Into every generation, is born...
Big evil threatening to ruin the world as we know it?
A trio of misfit schoolkids - wisacring girl leader, goofy guy spilling popculture references and a redhead - are the only ones who can stop em?
The crew helped out by a plummy-voiced school teacher, who takes off and on her specs at plot-significant moments, is flummoxed by their youthful decisions and carries an air of "I don't know why I bother"?
The school- built on top of an older evil - as the focal point for bad things to happen?
Comic dialogue and outlandish schemes supporting a story about vigilance and personal responsibility?
Reoccuring bad-ass with bleach-blond hair?
The Chosen One?
Yup, it's early 90's CBBC show Dark Season , penned by Queer as Folk / Dr Who scribe Russell T Davies.
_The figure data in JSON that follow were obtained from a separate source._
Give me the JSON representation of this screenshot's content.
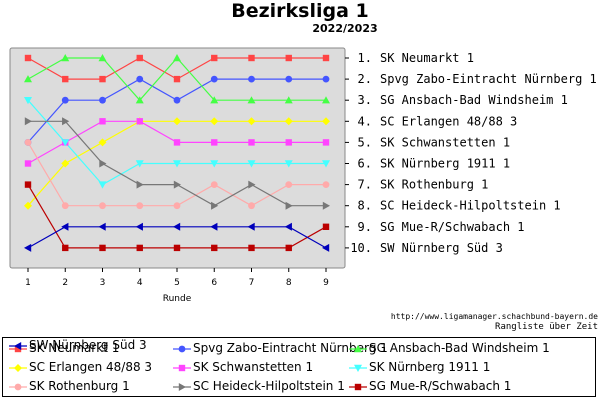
{
  "chart_data": {
    "type": "line",
    "title": "Bezirksliga 1",
    "subtitle": "2022/2023",
    "xlabel": "Runde",
    "x": [
      1,
      2,
      3,
      4,
      5,
      6,
      7,
      8,
      9
    ],
    "y_ticks": [
      "1.",
      "2.",
      "3.",
      "4.",
      "5.",
      "6.",
      "7.",
      "8.",
      "9.",
      "10."
    ],
    "ylim": [
      1,
      10
    ],
    "y_inverted": true,
    "grid": false,
    "legend_position": "bottom",
    "right_labels": [
      "SK Neumarkt 1",
      "Spvg Zabo-Eintracht Nürnberg 1",
      "SG Ansbach-Bad Windsheim 1",
      "SC Erlangen 48/88 3",
      "SK Schwanstetten 1",
      "SK Nürnberg 1911 1",
      "SK Rothenburg 1",
      "SC Heideck-Hilpoltstein 1",
      "SG Mue-R/Schwabach 1",
      "SW Nürnberg Süd 3"
    ],
    "series": [
      {
        "name": "SK Neumarkt 1",
        "color": "#ff4444",
        "marker": "square",
        "values": [
          1,
          2,
          2,
          1,
          2,
          1,
          1,
          1,
          1
        ]
      },
      {
        "name": "Spvg Zabo-Eintracht Nürnberg 1",
        "color": "#4455ff",
        "marker": "circle",
        "values": [
          5,
          3,
          3,
          2,
          3,
          2,
          2,
          2,
          2
        ]
      },
      {
        "name": "SG Ansbach-Bad Windsheim 1",
        "color": "#44ff44",
        "marker": "triangle-up",
        "values": [
          2,
          1,
          1,
          3,
          1,
          3,
          3,
          3,
          3
        ]
      },
      {
        "name": "SC Erlangen 48/88 3",
        "color": "#ffff00",
        "marker": "diamond",
        "values": [
          8,
          6,
          5,
          4,
          4,
          4,
          4,
          4,
          4
        ]
      },
      {
        "name": "SK Schwanstetten 1",
        "color": "#ff44ff",
        "marker": "square",
        "values": [
          6,
          5,
          4,
          4,
          5,
          5,
          5,
          5,
          5
        ]
      },
      {
        "name": "SK Nürnberg 1911 1",
        "color": "#44ffff",
        "marker": "triangle-down",
        "values": [
          3,
          5,
          7,
          6,
          6,
          6,
          6,
          6,
          6
        ]
      },
      {
        "name": "SK Rothenburg 1",
        "color": "#ffaaaa",
        "marker": "circle",
        "values": [
          5,
          8,
          8,
          8,
          8,
          7,
          8,
          7,
          7
        ]
      },
      {
        "name": "SC Heideck-Hilpoltstein 1",
        "color": "#777777",
        "marker": "triangle-right",
        "values": [
          4,
          4,
          6,
          7,
          7,
          8,
          7,
          8,
          8
        ]
      },
      {
        "name": "SG Mue-R/Schwabach 1",
        "color": "#bb0000",
        "marker": "square",
        "values": [
          7,
          10,
          10,
          10,
          10,
          10,
          10,
          10,
          9
        ]
      },
      {
        "name": "SW Nürnberg Süd 3",
        "color": "#0000bb",
        "marker": "triangle-left",
        "values": [
          10,
          9,
          9,
          9,
          9,
          9,
          9,
          9,
          10
        ]
      }
    ]
  },
  "footer": {
    "url": "http://www.ligamanager.schachbund-bayern.de",
    "caption": "Rangliste über Zeit"
  }
}
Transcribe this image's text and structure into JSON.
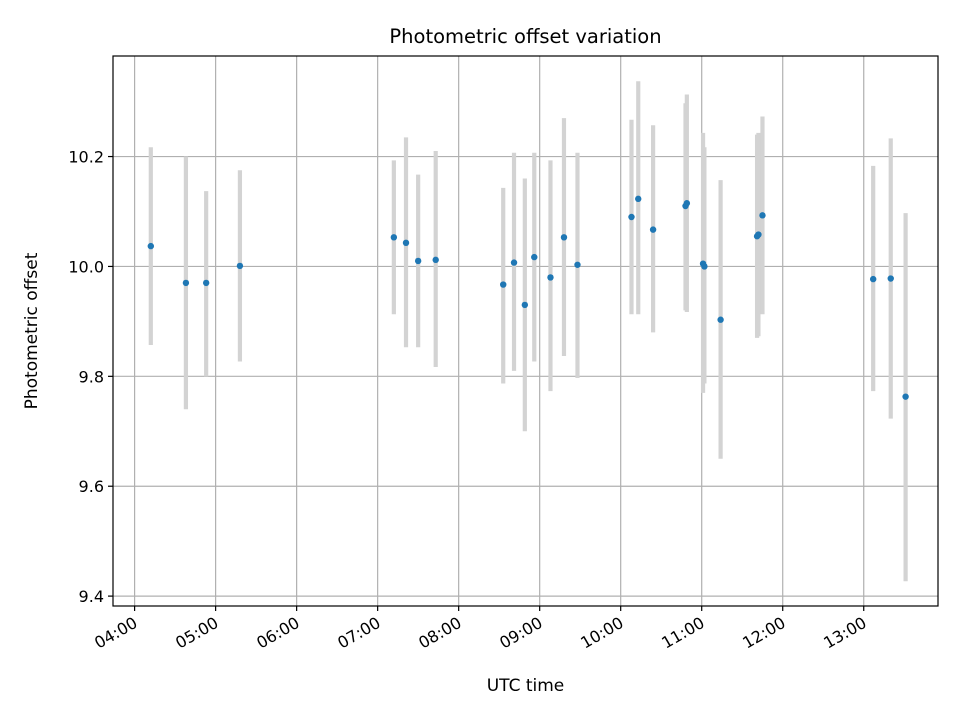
{
  "chart_data": {
    "type": "scatter",
    "title": "Photometric offset variation",
    "xlabel": "UTC time",
    "ylabel": "Photometric offset",
    "x_tick_labels": [
      "04:00",
      "05:00",
      "06:00",
      "07:00",
      "08:00",
      "09:00",
      "10:00",
      "11:00",
      "12:00",
      "13:00"
    ],
    "y_tick_labels": [
      "9.4",
      "9.6",
      "9.8",
      "10.0",
      "10.2"
    ],
    "y_ticks": [
      9.4,
      9.6,
      9.8,
      10.0,
      10.2
    ],
    "x_ticks": [
      "04:00",
      "05:00",
      "06:00",
      "07:00",
      "08:00",
      "09:00",
      "10:00",
      "11:00",
      "12:00",
      "13:00"
    ],
    "xlim": [
      "03:44",
      "13:55"
    ],
    "ylim": [
      9.382,
      10.383
    ],
    "grid": true,
    "colors": {
      "points": "#1f77b4",
      "errorbars": "#d3d3d3",
      "grid": "#b0b0b0"
    },
    "points": [
      {
        "x": "04:12",
        "y": 10.037,
        "yerr_low": 9.857,
        "yerr_high": 10.217
      },
      {
        "x": "04:38",
        "y": 9.97,
        "yerr_low": 9.74,
        "yerr_high": 10.2
      },
      {
        "x": "04:53",
        "y": 9.97,
        "yerr_low": 9.8,
        "yerr_high": 10.137
      },
      {
        "x": "05:18",
        "y": 10.001,
        "yerr_low": 9.827,
        "yerr_high": 10.175
      },
      {
        "x": "07:12",
        "y": 10.053,
        "yerr_low": 9.913,
        "yerr_high": 10.193
      },
      {
        "x": "07:21",
        "y": 10.043,
        "yerr_low": 9.853,
        "yerr_high": 10.235
      },
      {
        "x": "07:30",
        "y": 10.01,
        "yerr_low": 9.853,
        "yerr_high": 10.167
      },
      {
        "x": "07:43",
        "y": 10.012,
        "yerr_low": 9.817,
        "yerr_high": 10.21
      },
      {
        "x": "08:33",
        "y": 9.967,
        "yerr_low": 9.787,
        "yerr_high": 10.143
      },
      {
        "x": "08:41",
        "y": 10.007,
        "yerr_low": 9.81,
        "yerr_high": 10.207
      },
      {
        "x": "08:49",
        "y": 9.93,
        "yerr_low": 9.7,
        "yerr_high": 10.16
      },
      {
        "x": "08:56",
        "y": 10.017,
        "yerr_low": 9.827,
        "yerr_high": 10.207
      },
      {
        "x": "09:08",
        "y": 9.98,
        "yerr_low": 9.773,
        "yerr_high": 10.193
      },
      {
        "x": "09:18",
        "y": 10.053,
        "yerr_low": 9.837,
        "yerr_high": 10.27
      },
      {
        "x": "09:28",
        "y": 10.003,
        "yerr_low": 9.797,
        "yerr_high": 10.207
      },
      {
        "x": "10:08",
        "y": 10.09,
        "yerr_low": 9.913,
        "yerr_high": 10.267
      },
      {
        "x": "10:13",
        "y": 10.123,
        "yerr_low": 9.913,
        "yerr_high": 10.337
      },
      {
        "x": "10:24",
        "y": 10.067,
        "yerr_low": 9.88,
        "yerr_high": 10.257
      },
      {
        "x": "10:48",
        "y": 10.11,
        "yerr_low": 9.92,
        "yerr_high": 10.297
      },
      {
        "x": "10:49",
        "y": 10.115,
        "yerr_low": 9.917,
        "yerr_high": 10.313
      },
      {
        "x": "11:01",
        "y": 10.005,
        "yerr_low": 9.77,
        "yerr_high": 10.243
      },
      {
        "x": "11:02",
        "y": 10.0,
        "yerr_low": 9.787,
        "yerr_high": 10.217
      },
      {
        "x": "11:14",
        "y": 9.903,
        "yerr_low": 9.65,
        "yerr_high": 10.157
      },
      {
        "x": "11:41",
        "y": 10.055,
        "yerr_low": 9.87,
        "yerr_high": 10.24
      },
      {
        "x": "11:42",
        "y": 10.058,
        "yerr_low": 9.873,
        "yerr_high": 10.243
      },
      {
        "x": "11:45",
        "y": 10.093,
        "yerr_low": 9.913,
        "yerr_high": 10.273
      },
      {
        "x": "13:07",
        "y": 9.977,
        "yerr_low": 9.773,
        "yerr_high": 10.183
      },
      {
        "x": "13:20",
        "y": 9.978,
        "yerr_low": 9.723,
        "yerr_high": 10.233
      },
      {
        "x": "13:31",
        "y": 9.763,
        "yerr_low": 9.427,
        "yerr_high": 10.097
      }
    ]
  }
}
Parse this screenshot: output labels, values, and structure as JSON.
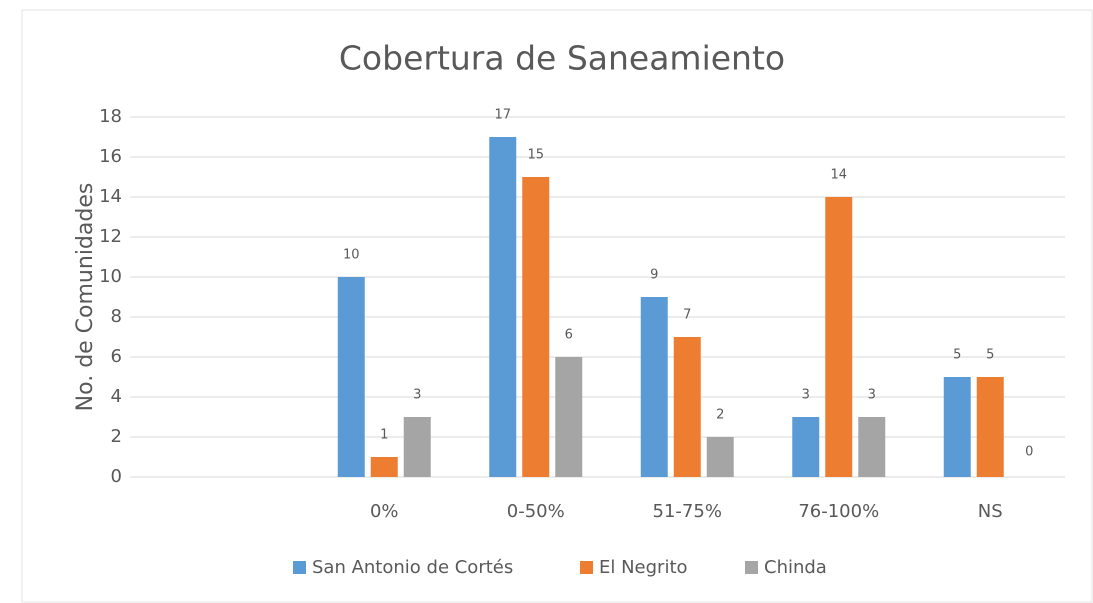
{
  "chart_data": {
    "type": "bar",
    "title": "Cobertura de Saneamiento",
    "ylabel": "No. de Comunidades",
    "categories": [
      null,
      "0%",
      "0-50%",
      "51-75%",
      "76-100%",
      "NS"
    ],
    "series": [
      {
        "name": "San Antonio de Cortés",
        "color": "#5b9bd5",
        "values": [
          null,
          10,
          17,
          9,
          3,
          5
        ]
      },
      {
        "name": "El Negrito",
        "color": "#ed7d31",
        "values": [
          null,
          1,
          15,
          7,
          14,
          5
        ]
      },
      {
        "name": "Chinda",
        "color": "#a5a5a5",
        "values": [
          null,
          3,
          6,
          2,
          3,
          0
        ]
      }
    ],
    "ylim": [
      0,
      18
    ],
    "yticks": [
      0,
      2,
      4,
      6,
      8,
      10,
      12,
      14,
      16,
      18
    ],
    "grid": true,
    "legend": "bottom"
  }
}
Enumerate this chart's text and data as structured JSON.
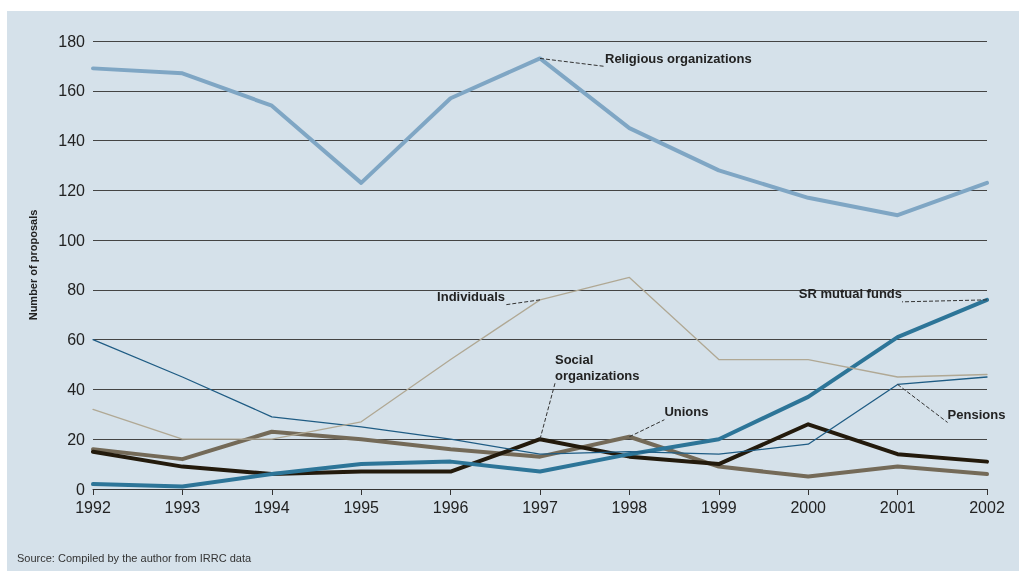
{
  "chart_data": {
    "type": "line",
    "ylabel": "Number of proposals",
    "categories": [
      "1992",
      "1993",
      "1994",
      "1995",
      "1996",
      "1997",
      "1998",
      "1999",
      "2000",
      "2001",
      "2002"
    ],
    "series": [
      {
        "name": "Religious organizations",
        "color": "#7fa6c4",
        "values": [
          169,
          167,
          154,
          123,
          157,
          173,
          145,
          128,
          117,
          110,
          123
        ]
      },
      {
        "name": "Individuals",
        "color": "#b0a894",
        "values": [
          32,
          20,
          20,
          27,
          52,
          76,
          85,
          52,
          52,
          45,
          46
        ]
      },
      {
        "name": "Pensions",
        "color": "#1f5c84",
        "values": [
          60,
          45,
          29,
          25,
          20,
          14,
          15,
          14,
          18,
          42,
          45
        ]
      },
      {
        "name": "SR mutual funds",
        "color": "#2d7598",
        "values": [
          2,
          1,
          6,
          10,
          11,
          7,
          14,
          20,
          37,
          61,
          76
        ]
      },
      {
        "name": "Social organizations",
        "color": "#231a0c",
        "values": [
          15,
          9,
          6,
          7,
          7,
          20,
          13,
          10,
          26,
          14,
          11
        ]
      },
      {
        "name": "Unions",
        "color": "#746a58",
        "values": [
          16,
          12,
          23,
          20,
          16,
          13,
          21,
          9,
          5,
          9,
          6
        ]
      }
    ],
    "ylim": [
      0,
      180
    ],
    "yticks": [
      0,
      20,
      40,
      60,
      80,
      100,
      120,
      140,
      160,
      180
    ],
    "grid": "y",
    "legend": false,
    "line_style": "solid",
    "annotations": [
      "Source: Compiled by the author from IRRC data"
    ]
  }
}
What did you think I was talking about?
Spooky Buffy parallels aside (and DS predates even the Slayer movie by a year), this is a pretty cracking series. It's incredibly pulpy, with Nazi plots and desperate professors, with science being both the problem and the answer. It foreshadows Davies' Who work, as Marcie, the shows nicely paranoid voice of reason, is very much a Doctor. It really strips away the fluff and gets straight to the action - the first plot arc is resolved in 3 twenty-five minute episodes; shame there's only 6 in all.